Specifically, if the OPEC+ meeting reaches the Saudi-proposed monthly increase of 400,000 barrels per day from August to December, the supply and demand gap in this quarter will be 1 million to 2 million barrels per day. In the fourth quarter, without considering the return of Iranian crude oil to the market, the subsequent supply and demand gap will further expand. , undoubtedly continues to be beneficial to oil prices. However, because Aliya suddenly proposed to adjust the production cut base (up to 700,000 barrels per day), OPEC+'s July meeting ended in fruitless. The market is worried that OPEC's internal strife has triggered a price war. From the perspective of the rich production capacity of oil-producing countries, it is a blink of an eye. Another important influencing factor on the supply side is US shale oil. Since the beginning of this year, the lack of investment has led to weak production recovery due to shareholders' emphasis on returns. The biggest uncertainty factor is Iran, and whether its crude oil production can return to the market (1 million to 1.5 million barrels per day increment) still depends on the long struggle between the United States and Iran. On the demand side, developed countries have gradually approached full opening due to the popularization of vaccines. Therefore, the oil price trend in the second half of the year is basically controlled by OPEC+.

In this regard, although the fundamental data in the third quarter will confirm the marginal rise in crude oil demand and the continued sales of inventory, from the historical cycle, the inventory turning point does not necessarily correspond to the price turning point. The current oil price has entered the high range after the shale oil revolution and OPEC+ idle production capacity is sufficient.

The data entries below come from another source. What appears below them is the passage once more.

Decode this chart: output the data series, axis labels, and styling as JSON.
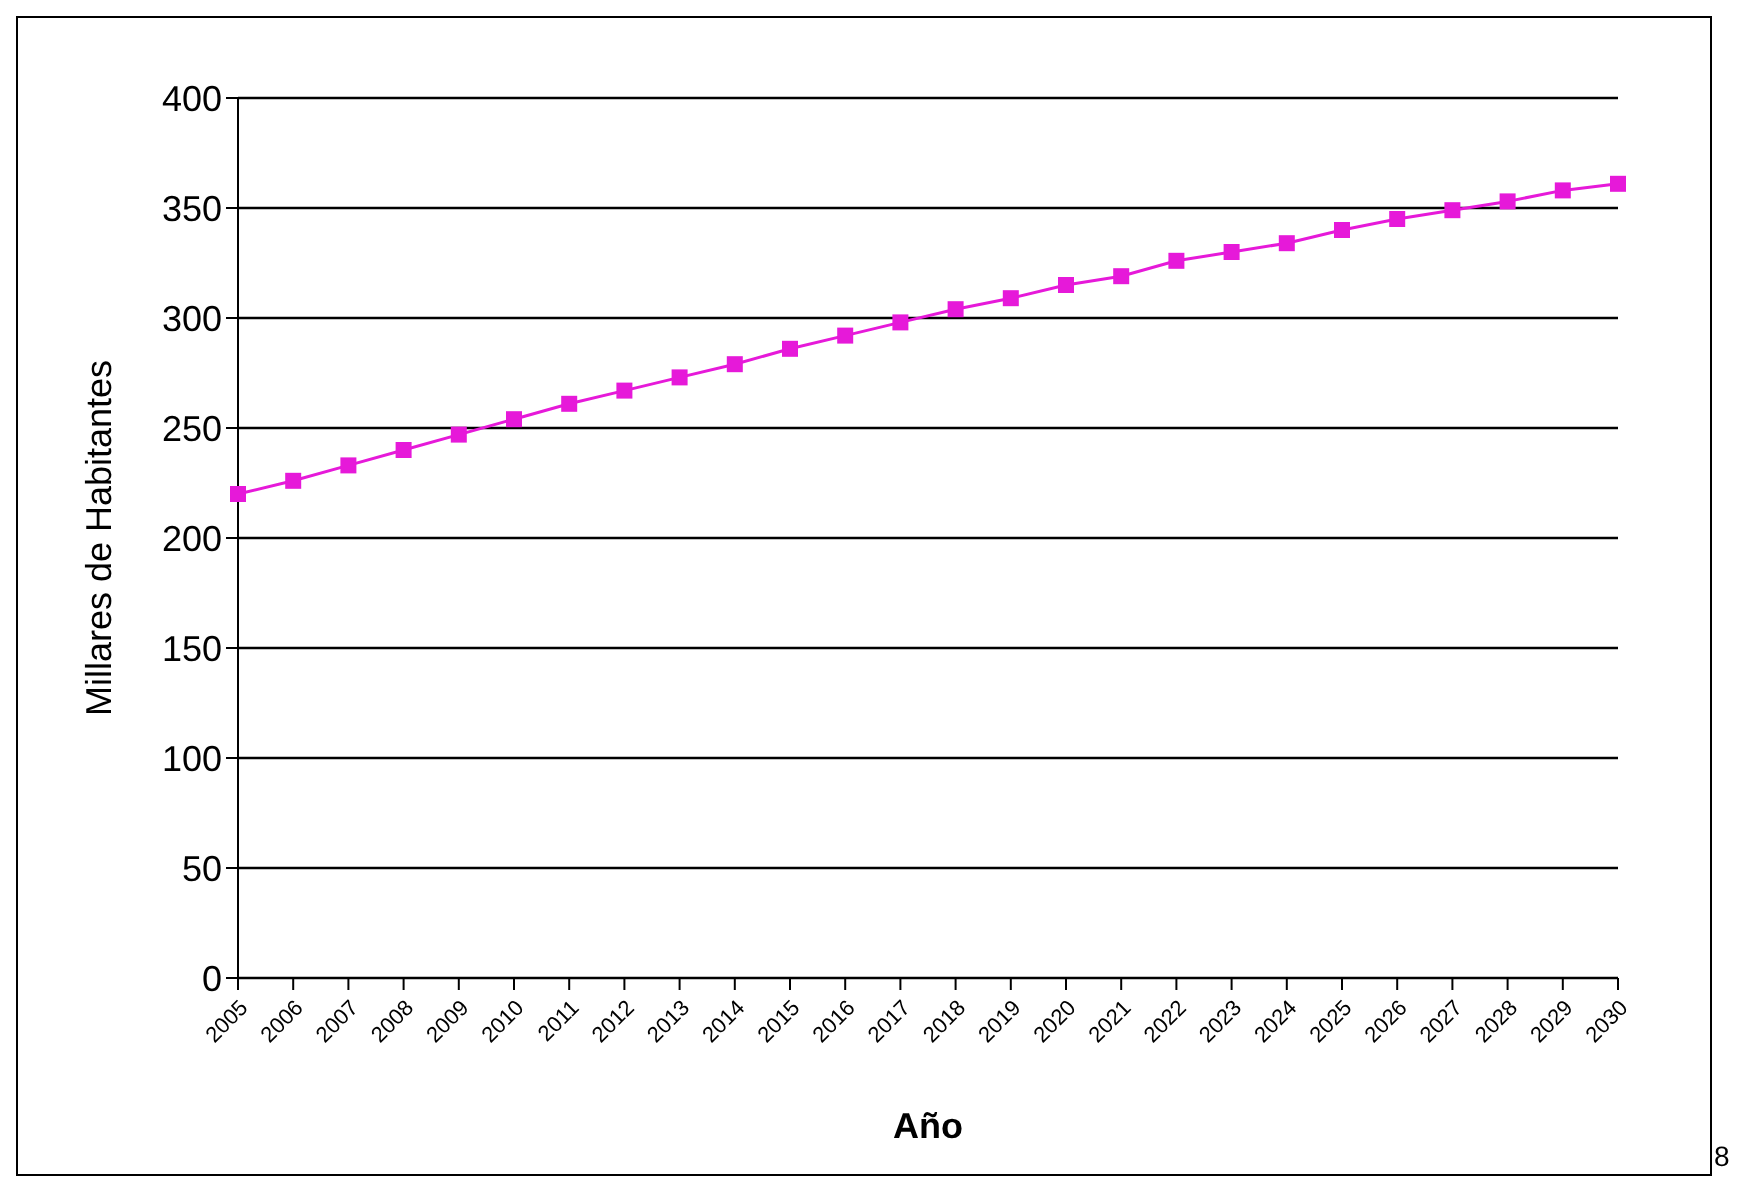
{
  "chart_data": {
    "type": "line",
    "xlabel": "Año",
    "ylabel": "Millares de Habitantes",
    "categories": [
      "2005",
      "2006",
      "2007",
      "2008",
      "2009",
      "2010",
      "2011",
      "2012",
      "2013",
      "2014",
      "2015",
      "2016",
      "2017",
      "2018",
      "2019",
      "2020",
      "2021",
      "2022",
      "2023",
      "2024",
      "2025",
      "2026",
      "2027",
      "2028",
      "2029",
      "2030"
    ],
    "series": [
      {
        "color": "#e619d9",
        "values": [
          220,
          226,
          233,
          240,
          247,
          254,
          261,
          267,
          273,
          279,
          286,
          292,
          298,
          304,
          309,
          315,
          319,
          326,
          330,
          334,
          340,
          345,
          349,
          353,
          358,
          361
        ]
      }
    ],
    "ylim": [
      0,
      400
    ],
    "yticks": [
      0,
      50,
      100,
      150,
      200,
      250,
      300,
      350,
      400
    ],
    "grid": "y",
    "marker": "square",
    "legend": false,
    "annotations": [
      "8"
    ]
  }
}
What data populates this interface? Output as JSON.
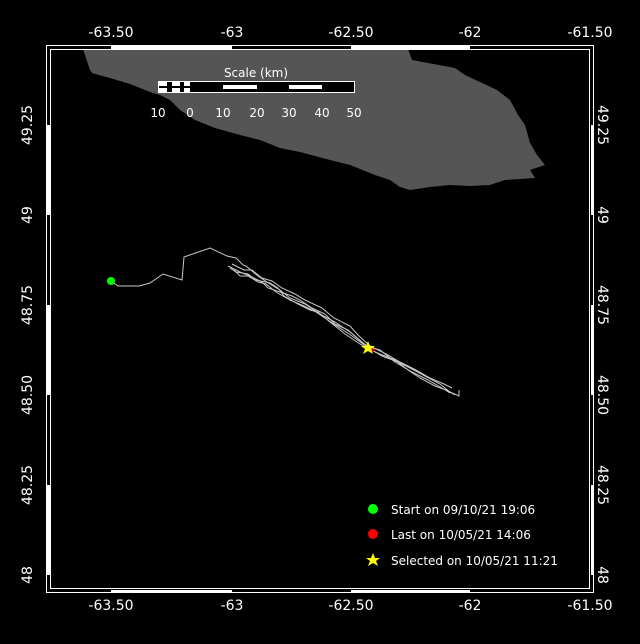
{
  "map": {
    "colors": {
      "background": "#000000",
      "land": "#555555",
      "track": "#c8c8c8",
      "frame": "#ffffff",
      "start": "#00ff00",
      "last": "#ff0000",
      "selected": "#ffff00"
    },
    "lon_ticks": [
      "-63.50",
      "-63",
      "-62.50",
      "-62",
      "-61.50"
    ],
    "lat_ticks": [
      "49.25",
      "49",
      "48.75",
      "48.50",
      "48.25",
      "48"
    ],
    "scale": {
      "title": "Scale (km)",
      "labels": [
        "10",
        "0",
        "10",
        "20",
        "30",
        "40",
        "50"
      ]
    },
    "legend": [
      {
        "label": "Start on 09/10/21 19:06",
        "icon": "green-circle"
      },
      {
        "label": "Last on 10/05/21 14:06",
        "icon": "red-circle"
      },
      {
        "label": "Selected on 10/05/21 11:21",
        "icon": "yellow-star"
      }
    ]
  }
}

In the context of impressive data on the demand side but not exceeding expectations, and the potential risks on the supply side are too large, high oscillation is more likely to be the model of oil prices interpreting in the second half of the year. The recent high fluctuations may have been a preview of supply risks. There is still room for imagination for the market environment where the fear of highs is revealed and the relatively poor behavior exceeds expectations. However, we need to pay attention to the negative feedback effect of OPEC+ member states reiterating prices after the continuous decline.

Specifically for the quarterly performance, global vaccine popularity and seasonal growth make demand still expected to maintain growth momentum in the third quarter, but may face the risk of a decline in the fourth quarter. On the supply side, OPEC+ and the United States still have a lot of room for recovery. OPEC+ is expected to maintain a general direction of gradual growth. The United States has a low relative potential for production increase in the third quarter, and oil prices are expected to remain strong upward-driven in the third quarter. Differences are expected to gradually emerge in the fourth quarter, marginal changes in both supply and demand may turn, and the upward oil price will weaken.